MinnowIt prefers a great deal of sun but will tolerate a bit of shade, & is hardy for zones 5 through 9. On Puget Sound the turf emerges in December. It begins flowering lightly by about mid-March but really picks up steam in April. The blooms sometime linger into May. When it dies back in summer, the bulb needs to remain relatively dry.

In a warmer climate it can bloom as early as November. It rather likes Puget Sound weather patterns of wet winter & dry summers, so that it can go in a low-maintence roadside garden. Ours wasn't originally on the roadside, but near the house, growing at the foot of a Lady Bank's Rose that requires no watering to speak of. The location was chosen because this daffodil, like the Bank's Rose, mainly needs no more than ordinary rainfall.

This spot underneath the enormous climbing rose turned out to be too shady, so that the blooms were only moderately good in 2002 & 2003. So as autumn 2004 arrived, I lifted the bulbs, adding five more newly obtained 'Minnow' bulbs, & planted them along a ledge in the roadside's xeriscape rugosa rose garden. They flowered much better the following March than ever they had in the previous location.

'Minnow' perennializes easily, returning each year stronger than ever, unless conditions are too harsh or too shady, in which case it may fade away year by year. Tazetta narccissi are multiflowering in that each bulb produces more than one flower; the second photo shows a single stem with three flowers. For its charm & ease of growth, it had bestowed upon it the Royal Horticultural Society's Award of Garden Merit.

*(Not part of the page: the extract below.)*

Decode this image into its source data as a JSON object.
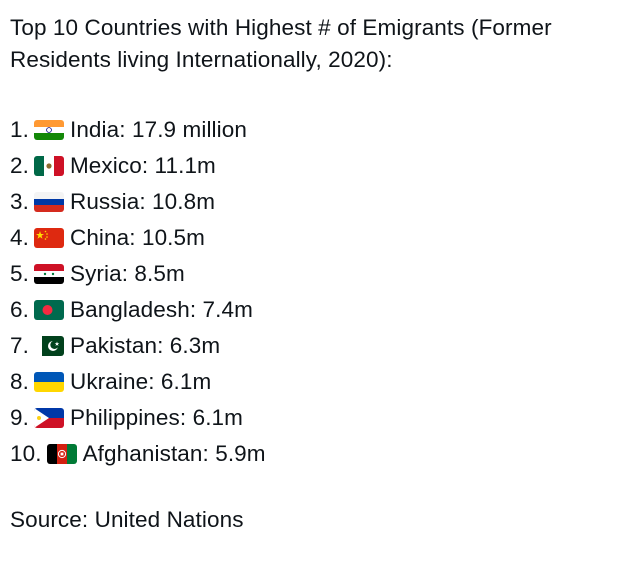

There is an unproven sentiment that narcissus bulbs have healing properties, though the toxic lectins make it an unwise choice to use medicinally. Nevertheless, it has been used for everything from cancer cure to headache remedy to poultice for boils. The little germination point within the bulb has long been regarded as an intoxicant & possible hallucinogen, & narcissus essentially means "benumbed," as by a drug, hence the association of the Narcissus with ancient mystery cults & altered states of mind bringing the mystic closer to the divine realm.

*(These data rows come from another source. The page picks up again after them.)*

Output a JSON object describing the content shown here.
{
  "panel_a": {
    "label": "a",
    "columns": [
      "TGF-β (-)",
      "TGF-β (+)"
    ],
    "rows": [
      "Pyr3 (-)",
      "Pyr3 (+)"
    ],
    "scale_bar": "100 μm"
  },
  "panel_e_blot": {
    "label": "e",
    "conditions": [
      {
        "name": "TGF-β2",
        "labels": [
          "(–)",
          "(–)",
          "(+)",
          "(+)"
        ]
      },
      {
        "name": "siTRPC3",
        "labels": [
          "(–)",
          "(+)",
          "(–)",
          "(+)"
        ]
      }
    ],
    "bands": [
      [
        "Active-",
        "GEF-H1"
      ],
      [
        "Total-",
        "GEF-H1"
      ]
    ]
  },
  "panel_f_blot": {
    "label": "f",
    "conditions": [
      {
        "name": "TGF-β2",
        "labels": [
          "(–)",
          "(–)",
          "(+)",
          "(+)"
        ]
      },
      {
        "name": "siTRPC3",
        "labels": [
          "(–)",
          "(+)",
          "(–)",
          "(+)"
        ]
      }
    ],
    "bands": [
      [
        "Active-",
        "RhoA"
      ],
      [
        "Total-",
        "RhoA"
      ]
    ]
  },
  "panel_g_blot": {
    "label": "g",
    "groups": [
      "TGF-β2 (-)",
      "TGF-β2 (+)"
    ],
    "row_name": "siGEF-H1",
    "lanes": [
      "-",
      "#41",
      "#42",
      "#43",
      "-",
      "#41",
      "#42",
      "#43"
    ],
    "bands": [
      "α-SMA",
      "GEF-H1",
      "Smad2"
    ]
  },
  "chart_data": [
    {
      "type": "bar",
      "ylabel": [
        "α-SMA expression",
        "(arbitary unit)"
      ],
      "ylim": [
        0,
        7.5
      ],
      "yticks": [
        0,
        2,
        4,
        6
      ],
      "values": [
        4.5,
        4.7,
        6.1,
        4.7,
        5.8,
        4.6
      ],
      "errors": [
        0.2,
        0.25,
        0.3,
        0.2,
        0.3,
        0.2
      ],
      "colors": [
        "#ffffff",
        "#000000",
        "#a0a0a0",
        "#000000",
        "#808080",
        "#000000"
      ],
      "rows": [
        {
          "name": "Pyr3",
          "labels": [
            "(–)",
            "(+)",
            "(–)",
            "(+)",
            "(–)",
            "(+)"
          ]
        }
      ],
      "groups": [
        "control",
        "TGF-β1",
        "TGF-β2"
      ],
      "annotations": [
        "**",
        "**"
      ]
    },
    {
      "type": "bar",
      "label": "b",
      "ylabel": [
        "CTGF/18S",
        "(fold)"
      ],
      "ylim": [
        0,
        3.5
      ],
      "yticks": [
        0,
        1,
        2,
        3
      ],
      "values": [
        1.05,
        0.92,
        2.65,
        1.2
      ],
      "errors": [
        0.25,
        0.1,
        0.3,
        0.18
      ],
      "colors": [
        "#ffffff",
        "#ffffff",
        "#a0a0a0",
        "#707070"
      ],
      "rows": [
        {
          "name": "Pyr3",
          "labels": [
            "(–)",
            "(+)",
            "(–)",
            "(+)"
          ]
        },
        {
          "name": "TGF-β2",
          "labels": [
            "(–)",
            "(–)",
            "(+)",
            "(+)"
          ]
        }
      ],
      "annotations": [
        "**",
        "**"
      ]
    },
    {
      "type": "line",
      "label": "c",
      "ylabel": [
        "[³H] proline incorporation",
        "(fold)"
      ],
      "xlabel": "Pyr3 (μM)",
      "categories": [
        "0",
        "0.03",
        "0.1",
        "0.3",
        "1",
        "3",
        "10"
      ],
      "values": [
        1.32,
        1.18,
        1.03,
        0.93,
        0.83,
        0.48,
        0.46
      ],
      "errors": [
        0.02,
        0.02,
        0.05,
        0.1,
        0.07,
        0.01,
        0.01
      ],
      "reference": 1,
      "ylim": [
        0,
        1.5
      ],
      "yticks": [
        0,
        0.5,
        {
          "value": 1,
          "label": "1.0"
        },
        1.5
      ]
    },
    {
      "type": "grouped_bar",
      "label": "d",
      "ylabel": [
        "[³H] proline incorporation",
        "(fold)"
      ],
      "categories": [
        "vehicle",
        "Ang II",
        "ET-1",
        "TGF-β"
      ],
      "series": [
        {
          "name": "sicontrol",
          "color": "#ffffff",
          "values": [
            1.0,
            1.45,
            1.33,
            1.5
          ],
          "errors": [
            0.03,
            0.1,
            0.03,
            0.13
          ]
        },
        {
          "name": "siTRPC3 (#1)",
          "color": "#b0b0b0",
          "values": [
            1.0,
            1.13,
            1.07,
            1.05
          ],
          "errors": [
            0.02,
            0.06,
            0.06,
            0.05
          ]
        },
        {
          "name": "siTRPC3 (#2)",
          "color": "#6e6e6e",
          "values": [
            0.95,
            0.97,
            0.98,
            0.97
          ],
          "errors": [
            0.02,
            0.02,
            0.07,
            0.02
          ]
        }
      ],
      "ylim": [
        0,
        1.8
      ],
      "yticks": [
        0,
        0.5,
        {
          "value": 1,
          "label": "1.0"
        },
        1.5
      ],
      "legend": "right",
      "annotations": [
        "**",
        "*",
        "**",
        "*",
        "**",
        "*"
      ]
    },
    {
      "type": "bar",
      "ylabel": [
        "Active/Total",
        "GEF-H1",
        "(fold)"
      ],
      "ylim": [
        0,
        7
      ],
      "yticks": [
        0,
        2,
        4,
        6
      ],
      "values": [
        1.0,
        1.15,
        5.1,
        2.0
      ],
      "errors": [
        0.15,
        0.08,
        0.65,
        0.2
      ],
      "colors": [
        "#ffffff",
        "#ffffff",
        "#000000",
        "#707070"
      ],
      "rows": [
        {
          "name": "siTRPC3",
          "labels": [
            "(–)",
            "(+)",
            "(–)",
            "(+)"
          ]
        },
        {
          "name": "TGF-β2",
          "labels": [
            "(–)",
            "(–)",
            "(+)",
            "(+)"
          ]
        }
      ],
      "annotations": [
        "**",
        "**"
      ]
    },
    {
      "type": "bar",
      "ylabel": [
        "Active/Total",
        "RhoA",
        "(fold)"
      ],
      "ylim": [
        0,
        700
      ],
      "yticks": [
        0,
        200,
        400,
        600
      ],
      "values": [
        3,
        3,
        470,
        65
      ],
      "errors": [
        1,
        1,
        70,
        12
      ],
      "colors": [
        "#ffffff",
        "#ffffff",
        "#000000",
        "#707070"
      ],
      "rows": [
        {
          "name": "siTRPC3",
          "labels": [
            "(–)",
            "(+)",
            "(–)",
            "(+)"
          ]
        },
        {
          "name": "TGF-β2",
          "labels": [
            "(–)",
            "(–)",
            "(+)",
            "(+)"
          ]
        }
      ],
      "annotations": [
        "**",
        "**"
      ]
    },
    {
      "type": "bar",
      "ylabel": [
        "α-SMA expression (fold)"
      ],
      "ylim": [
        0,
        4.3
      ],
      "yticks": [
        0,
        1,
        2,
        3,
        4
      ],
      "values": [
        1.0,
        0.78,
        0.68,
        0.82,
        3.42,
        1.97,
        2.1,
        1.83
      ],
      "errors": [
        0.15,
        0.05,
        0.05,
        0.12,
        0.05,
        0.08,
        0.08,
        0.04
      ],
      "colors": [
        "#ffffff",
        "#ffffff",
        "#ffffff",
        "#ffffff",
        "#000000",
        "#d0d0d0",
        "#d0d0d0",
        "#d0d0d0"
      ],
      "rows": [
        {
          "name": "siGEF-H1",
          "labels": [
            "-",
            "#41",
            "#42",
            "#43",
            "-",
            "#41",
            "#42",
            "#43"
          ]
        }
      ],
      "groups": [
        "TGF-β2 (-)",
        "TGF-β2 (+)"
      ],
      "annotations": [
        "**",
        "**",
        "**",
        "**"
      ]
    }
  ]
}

In the Song of Solomon there is a reference to the Rose of Sharon, but the translation is flawed, & comparative Semetic languages indicates a bulbous flower is meant. The most likely flower alluded to is the sacred N. tazetta, native to the Lands of the Patriarchs. Of this website's two essays on Narcissus mythology, the second essay regards N. tazetta as the Supernal Bride.